“Chan Chan” and the Interpellation of Disappearing Histories

“Chan Chan” is a bit of a circular love song. Not quite a ballad, instead occupying a liminal musical movement—though it does move. The song opens with a throaty guitar—a cuatro—and right away the singers circle: they go from the town of Alto Cedro to Marcané, arrive at Cueto and go on to Mayarí and then they are in the loop, circling, swaying, swinging back Alto Cedro, bringing the listener with them to Mayarí again.

Buena Vista Social Club should not be here. But they are. The collaboration which launched them nearly did not happen and the group (despite the success of their eponymous album they are hardly a band as we would conceive) was a get-together of sorts. Buena Vista Social Club is a relic, not just in their sound (which is actually what made them so huge), but each band member is as well. After the Cuban Revolution ended in 1959, Fidel Castro promptly had Cuba’s music venues and clubs closed. The men had each had their Hey Day in the fifties. They are relics.

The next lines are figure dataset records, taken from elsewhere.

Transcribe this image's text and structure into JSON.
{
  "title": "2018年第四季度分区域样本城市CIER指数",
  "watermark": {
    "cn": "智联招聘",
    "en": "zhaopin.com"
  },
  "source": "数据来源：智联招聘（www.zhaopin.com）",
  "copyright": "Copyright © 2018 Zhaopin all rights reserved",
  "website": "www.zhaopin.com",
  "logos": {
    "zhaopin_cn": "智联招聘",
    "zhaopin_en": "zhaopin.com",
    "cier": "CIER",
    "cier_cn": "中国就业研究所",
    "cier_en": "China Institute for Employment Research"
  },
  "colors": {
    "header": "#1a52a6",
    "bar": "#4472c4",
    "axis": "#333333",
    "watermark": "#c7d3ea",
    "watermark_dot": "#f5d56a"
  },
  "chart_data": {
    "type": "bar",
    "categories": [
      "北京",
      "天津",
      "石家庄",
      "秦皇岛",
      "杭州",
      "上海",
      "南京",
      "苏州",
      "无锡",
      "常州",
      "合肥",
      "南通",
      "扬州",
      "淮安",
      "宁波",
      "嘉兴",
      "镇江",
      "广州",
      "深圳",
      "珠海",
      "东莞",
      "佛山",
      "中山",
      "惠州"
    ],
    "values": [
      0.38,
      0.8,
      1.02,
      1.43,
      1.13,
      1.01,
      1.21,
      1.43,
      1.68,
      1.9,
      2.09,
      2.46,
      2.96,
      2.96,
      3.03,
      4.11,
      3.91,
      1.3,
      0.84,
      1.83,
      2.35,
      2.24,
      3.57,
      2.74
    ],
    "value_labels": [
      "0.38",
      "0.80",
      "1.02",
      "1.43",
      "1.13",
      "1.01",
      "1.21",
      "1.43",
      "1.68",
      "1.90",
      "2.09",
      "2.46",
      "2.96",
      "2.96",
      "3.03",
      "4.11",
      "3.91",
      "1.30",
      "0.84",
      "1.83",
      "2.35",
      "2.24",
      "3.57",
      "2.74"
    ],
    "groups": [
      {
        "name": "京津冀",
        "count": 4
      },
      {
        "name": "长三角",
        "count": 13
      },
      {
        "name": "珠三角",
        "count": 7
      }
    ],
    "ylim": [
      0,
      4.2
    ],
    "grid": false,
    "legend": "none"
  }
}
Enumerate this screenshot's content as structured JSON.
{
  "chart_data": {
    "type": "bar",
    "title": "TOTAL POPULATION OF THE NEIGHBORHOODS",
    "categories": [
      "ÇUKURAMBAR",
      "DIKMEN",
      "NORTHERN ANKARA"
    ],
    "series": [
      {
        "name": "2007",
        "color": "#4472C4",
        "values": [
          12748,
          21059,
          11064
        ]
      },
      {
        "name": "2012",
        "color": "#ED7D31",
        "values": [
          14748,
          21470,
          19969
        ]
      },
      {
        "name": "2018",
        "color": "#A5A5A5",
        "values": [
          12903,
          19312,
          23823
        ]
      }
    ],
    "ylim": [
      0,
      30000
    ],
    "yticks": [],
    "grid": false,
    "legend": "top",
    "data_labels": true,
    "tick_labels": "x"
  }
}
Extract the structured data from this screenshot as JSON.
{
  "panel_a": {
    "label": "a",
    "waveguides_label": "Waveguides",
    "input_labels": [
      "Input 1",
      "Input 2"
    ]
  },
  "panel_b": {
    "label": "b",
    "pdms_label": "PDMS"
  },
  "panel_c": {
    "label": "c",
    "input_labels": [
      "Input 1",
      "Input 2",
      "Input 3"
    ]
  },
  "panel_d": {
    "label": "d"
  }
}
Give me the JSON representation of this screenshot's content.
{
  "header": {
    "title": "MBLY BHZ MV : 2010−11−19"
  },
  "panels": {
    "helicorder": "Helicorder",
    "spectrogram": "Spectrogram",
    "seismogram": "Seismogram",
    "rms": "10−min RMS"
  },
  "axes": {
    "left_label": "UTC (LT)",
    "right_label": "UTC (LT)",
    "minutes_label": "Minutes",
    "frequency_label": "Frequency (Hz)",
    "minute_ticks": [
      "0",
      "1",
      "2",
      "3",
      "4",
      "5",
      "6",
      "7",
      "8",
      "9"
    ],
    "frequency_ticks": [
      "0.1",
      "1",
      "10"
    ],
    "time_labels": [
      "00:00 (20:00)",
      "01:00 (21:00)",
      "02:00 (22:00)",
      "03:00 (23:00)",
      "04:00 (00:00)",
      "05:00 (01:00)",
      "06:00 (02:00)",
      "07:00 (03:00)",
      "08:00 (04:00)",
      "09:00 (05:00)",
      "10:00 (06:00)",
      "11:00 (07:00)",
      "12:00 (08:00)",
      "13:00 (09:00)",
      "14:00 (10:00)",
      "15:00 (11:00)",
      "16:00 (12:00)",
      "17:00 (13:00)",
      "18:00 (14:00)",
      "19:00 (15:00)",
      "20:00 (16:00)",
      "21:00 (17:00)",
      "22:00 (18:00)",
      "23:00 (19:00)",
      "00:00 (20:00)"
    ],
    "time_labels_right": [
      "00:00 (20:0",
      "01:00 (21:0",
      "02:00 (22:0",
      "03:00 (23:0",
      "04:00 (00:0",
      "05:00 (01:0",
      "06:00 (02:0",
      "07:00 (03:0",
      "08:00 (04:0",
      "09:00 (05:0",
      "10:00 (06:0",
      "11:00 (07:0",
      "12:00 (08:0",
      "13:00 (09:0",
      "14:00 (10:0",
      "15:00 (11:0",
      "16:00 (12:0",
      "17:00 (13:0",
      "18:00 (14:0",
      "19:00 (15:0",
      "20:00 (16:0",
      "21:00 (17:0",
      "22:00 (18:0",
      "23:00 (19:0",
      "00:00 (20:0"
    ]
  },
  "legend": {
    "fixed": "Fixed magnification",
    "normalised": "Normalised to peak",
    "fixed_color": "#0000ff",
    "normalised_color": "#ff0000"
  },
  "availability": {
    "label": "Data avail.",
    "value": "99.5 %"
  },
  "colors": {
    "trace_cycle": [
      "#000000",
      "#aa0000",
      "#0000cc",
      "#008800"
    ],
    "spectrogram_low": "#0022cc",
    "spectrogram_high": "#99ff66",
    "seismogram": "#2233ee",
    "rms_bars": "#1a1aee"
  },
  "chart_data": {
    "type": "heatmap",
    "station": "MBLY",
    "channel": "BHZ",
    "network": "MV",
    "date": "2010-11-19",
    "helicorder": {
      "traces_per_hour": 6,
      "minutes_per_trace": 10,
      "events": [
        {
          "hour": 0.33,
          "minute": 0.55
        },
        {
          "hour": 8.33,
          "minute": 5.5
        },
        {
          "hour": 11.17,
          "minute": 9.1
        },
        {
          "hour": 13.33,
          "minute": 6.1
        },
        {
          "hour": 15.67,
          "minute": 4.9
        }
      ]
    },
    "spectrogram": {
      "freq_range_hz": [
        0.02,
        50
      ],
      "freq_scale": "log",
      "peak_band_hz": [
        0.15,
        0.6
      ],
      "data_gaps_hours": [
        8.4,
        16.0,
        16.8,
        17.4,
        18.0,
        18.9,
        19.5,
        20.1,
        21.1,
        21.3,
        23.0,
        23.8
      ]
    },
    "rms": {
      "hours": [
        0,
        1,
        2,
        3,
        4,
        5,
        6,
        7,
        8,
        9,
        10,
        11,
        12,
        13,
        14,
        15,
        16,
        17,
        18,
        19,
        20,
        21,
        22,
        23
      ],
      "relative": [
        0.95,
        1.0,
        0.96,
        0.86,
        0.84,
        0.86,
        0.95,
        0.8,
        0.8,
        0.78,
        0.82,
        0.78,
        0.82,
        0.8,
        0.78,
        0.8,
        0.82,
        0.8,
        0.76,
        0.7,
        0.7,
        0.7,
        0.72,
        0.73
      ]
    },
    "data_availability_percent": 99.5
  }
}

The clubs weren’t the only thing in decline and retreating into history as Communism was ushered into Cuba. According to Kathleen Lopez, author of Chinese Cubans: A Transnational History, “[a]fter the Communist revolution, many middle-class Chinese Cubans fled the country, along with other Cubans. Some moved to Cuban-American enclaves in Bergen County [New Jersey], where they still live. But in Cuba, there are so few Chinese-Cubans many refer to “a Chinatown without Chinese.”[1] It was the shared plight of the musicians who comprise Buena Vista Social Club.

There is irony in the fate of post-revolution life. The island-nation’s Chinese aided in the support of the revolution, and the suddenly-hushed sounds of the island’s musical culture was carried across the Caribbean, informing not just the myriad regional musics, but global as well—yet both were disappearing. Still, there is “Chan Chan,” and the interpolation that draws on “the feeling of stepping into a world on the verge of disappearance,” of bringing back some of its whispered historicism is a mystic gesture of sonic archeology.[2]

“Chan Chan” is circular…it ends right where it starts, that throaty cuatro and the wandering from Alto Cedro to Mayarí. In Tagalog mythology, by the way, Mayarí is “the goddess of Combat, War, Revolution, Hunt, Weaponry, Beauty, Strength, Moon and Night.”[3] Whether moon or revolution, history follows and it brings us back to face it…to hear its whispers on us today.

[1] https://news.rutgers.edu/feature/chinese-cuban-population-dwindles-traditions-die/20131020#.Xdq5IJNKiu4

[2] https://www.youtube.com/watch?v=qgaja-e__2w

[3] https://en.wikipedia.org/wiki/Mayari

One thought on ““Chan Chan” and the Interpellation of Disappearing Histories

  1. You did an awesome job breaking down the song and explaining the political history behind Cuba and its music. I learned new word “cuatro” and felt the circular motion of the song you were explaining. Disappearing histories has been a common theme of our class and reminds me of “Venus in Three Acts.”